PingDirectory

Require strong authentication

There are several actions that you can and should take to help ensure that passwords are not compromised.

These include:

  • Use secure communication to prevent passwords (even encoded passwords) from being exposed to network observers.

  • Use password validators to help prevent users from choosing weak passwords.

  • Use delayed bind responses or account lockout to prevent online password guessing attacks.

  • Use strong password storage schemes to resist offline password guessing attacks.

  • Use data encryption, encrypted backups, and encrypted LDIF exports to ensure that encoded passwords are not accessible in the clear to anyone with access to server files.

However, using passwords as the only authentication factor might still constitute a security risk. No matter what password validation restrictions you impose, some users will still try to choose the simplest password they can get away with. There is also the risk that they will reuse passwords across multiple services, making their accounts vulnerable to credential stuffing attacks in the event of a data breach across any of those services. Phishing attacks can also trick users into revealing their passwords attackers.

To help further protect accounts in the event that their password becomes compromised, you should consider requiring strong authentication. The PingDirectory server provides three primary options for this:

  • Use a SASL mechanism that supports two-factor authentication. The UNBOUNDID-TOTP mechanism is a great one that doesn’t rely on interaction with any third-party service, and there are several free options to allow users to generate time-based one-time passwords. However, the UNBOUNDID-DELIVERED-OTP and UNBOUNDID-YUBIKEY-OTP mechanisms also provide much better security than just a password on its own.
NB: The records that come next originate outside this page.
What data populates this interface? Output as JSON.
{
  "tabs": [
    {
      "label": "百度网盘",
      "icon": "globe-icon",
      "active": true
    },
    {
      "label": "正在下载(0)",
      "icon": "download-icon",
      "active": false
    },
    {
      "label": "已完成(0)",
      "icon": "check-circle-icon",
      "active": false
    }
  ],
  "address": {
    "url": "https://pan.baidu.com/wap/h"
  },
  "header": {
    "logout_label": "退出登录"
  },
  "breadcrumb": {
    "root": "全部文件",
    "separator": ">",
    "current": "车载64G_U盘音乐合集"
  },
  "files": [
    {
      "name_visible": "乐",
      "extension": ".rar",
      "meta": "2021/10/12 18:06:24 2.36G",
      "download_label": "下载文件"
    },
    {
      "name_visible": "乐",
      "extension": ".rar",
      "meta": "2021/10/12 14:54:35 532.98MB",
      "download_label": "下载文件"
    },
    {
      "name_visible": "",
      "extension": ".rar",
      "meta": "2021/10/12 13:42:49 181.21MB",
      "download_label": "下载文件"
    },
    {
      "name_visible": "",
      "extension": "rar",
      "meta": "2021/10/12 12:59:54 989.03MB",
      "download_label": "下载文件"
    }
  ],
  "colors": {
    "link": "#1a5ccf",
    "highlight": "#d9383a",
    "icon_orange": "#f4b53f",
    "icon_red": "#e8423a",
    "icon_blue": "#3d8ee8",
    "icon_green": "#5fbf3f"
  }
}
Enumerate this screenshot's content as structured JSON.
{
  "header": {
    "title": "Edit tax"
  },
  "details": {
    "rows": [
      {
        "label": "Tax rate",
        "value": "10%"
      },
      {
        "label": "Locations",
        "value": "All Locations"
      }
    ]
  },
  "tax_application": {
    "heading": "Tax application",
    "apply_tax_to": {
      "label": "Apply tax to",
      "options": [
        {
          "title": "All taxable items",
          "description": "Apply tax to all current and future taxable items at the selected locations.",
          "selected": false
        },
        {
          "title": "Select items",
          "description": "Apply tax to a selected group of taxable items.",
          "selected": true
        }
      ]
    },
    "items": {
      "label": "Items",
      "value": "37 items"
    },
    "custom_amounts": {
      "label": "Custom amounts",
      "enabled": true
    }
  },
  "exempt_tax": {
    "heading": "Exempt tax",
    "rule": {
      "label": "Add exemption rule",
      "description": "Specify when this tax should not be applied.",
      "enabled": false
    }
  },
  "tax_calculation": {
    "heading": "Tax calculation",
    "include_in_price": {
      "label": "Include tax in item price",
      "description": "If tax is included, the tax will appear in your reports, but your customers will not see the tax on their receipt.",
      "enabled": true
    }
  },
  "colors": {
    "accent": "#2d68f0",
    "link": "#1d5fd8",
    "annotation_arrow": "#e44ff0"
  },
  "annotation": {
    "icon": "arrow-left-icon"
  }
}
    While two-factor authentication might not completely protect against phishing attacks, because the fake site can also ask the user to provide the one-time password in addition to the static password, it does at least prevent the password from being reused.

  • Consider certificate-based authentication, as with the EXTERNAL or UNBOUNDID-CERTIFICATE-PLUS-PASSWORD SASL mechanism. Certificates are much stronger than passwords when used as the only authentication factor, and requiring a certificate and password together provides the best of both worlds. Certificates are also not vulnerable to replay attacks in the way that passwords (and one-time passwords) are, and as long as clients take the proper steps to validate the authenticity of the certificate and perform hostname validation, they are much more resistant to phishing attacks.

  • If users are not directly communicating with the PingDirectory server itself, but are interacting with applications that use the server behind the scenes, then the application could obtain an OAuth token for that user, and then authenticate to the server using the OAUTHBEARER SASL mechanism. This enables support for additional authentication mechanisms that are typically not available to LDAP clients, like FIDO security keys.

Even if you cannot require strong authentication for all user accounts, you should at least require it for administrators.